Para o prefeito do Rio, Eduardo Paes (PMDB), a emenda é inconstitucional e a nova proposta de Ibsen "é o reconhecimento do erro". A capital, diz Paes, perderia R$ 150 milhões, mas cidades como Macaé e Cabo Frio viriam sumir entre 80% e 90% das receitas. Campos dos Goytacazes, com a maior arrecadação de royalties, perderia mais de R$ 800 milhões.

Cabral recusa a ideia de que sua atitude de acusar o "roubo ao Rio" no debate do marco regulatório tenha motivado a aprovação da emenda. "Foram minhas reações que provocaram mudanças na comissão especial", disse Cabral, que voltou a chamar a emenda de "achincalhe".

Ele disse ter conversado com o assessor especial da Presidência, Gilberto Carvalho, e com o ministro das Relações Institucionais, Alexandre Padilha, em nome de Lula. E se disse "totalmente confiante" de que o presidente vetará se a emenda passar.

Enquanto isso, ele promove a passeata marcada para amanhã, no centro do Rio. Disse que será "bem do jeito carioca", com participação de artistas e show no final.
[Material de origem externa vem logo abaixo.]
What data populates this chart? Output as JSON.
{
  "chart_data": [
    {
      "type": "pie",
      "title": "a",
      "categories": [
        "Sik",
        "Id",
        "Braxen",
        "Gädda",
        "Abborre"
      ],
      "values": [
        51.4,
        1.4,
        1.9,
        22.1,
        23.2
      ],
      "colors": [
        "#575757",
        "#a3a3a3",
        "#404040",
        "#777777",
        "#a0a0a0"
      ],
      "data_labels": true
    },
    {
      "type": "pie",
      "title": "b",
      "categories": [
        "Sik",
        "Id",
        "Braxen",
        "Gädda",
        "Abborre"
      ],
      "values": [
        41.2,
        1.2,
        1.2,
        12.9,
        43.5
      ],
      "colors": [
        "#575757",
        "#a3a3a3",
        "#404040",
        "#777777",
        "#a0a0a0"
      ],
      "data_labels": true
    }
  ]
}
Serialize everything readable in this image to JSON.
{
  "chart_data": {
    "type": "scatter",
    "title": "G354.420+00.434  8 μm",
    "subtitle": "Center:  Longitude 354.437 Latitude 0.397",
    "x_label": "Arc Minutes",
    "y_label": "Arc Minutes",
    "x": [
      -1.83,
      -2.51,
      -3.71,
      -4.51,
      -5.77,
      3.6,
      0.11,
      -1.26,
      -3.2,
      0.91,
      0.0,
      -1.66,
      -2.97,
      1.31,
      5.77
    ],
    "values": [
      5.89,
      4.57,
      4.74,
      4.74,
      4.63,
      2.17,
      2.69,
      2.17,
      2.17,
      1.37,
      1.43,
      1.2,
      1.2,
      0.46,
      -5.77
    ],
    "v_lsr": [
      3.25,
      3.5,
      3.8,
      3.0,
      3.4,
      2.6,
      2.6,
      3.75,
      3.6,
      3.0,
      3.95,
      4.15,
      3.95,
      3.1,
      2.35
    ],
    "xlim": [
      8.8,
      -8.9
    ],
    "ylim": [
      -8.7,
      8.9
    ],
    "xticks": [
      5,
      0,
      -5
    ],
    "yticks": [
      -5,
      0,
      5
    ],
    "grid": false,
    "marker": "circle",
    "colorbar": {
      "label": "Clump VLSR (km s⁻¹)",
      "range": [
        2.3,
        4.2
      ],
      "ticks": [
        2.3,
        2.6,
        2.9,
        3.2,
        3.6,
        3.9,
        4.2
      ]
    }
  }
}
A faixa com a frase "Contra a covardia, em defesa do Rio", estendida no fim de semana no Cristo Redentor, multiplicou-se por outros monumentos públicos, como o Teatro Municipal.

Cabral, que participa hoje de um ato público na Assembleia Legislativa sobre o tema, decretará ponto facultativo na quarta-feira para que os servidores engrossem a manifestação. O mesmo será feito por Paes e outros prefeitos do interior, que prometem enviar caravanas. Ontem, Paes convidou os 1.500 jovens que participaram do lançamento de um programa de qualificação profissional para o protesto. "Não é contra o governo federal", avisou o prefeito.

Ao lado do prefeito, o ministro do Trabalho, Carlos Lupi, contou que pediu aos seis senadores do seu partido, o PDT, que votem contra a Emenda Ibsen. O ministro argumentou que os royalties são uma compensação para danos locais da indústria do petróleo.

Embora tenha indicado no sábado que a Emenda Ibsen não ameaçava os Jogos Olímpicos de 2016 no Rio, o presidente do Comitê Olímpico Brasileiro (COB), Carlos Arthur Nuzman, divulgou nota reiterando a tese de Cabral de que qualquer ameaça à capacidade de investimento do Estado inviabilizaria o evento. "A redução das receitas com a exploração do petróleo vai deixar o Estado do Rio sem condições de fazer as obras necessárias para os Jogos 2016. Se isso não for remediado, haverá uma quebra de contrato", diz a nota.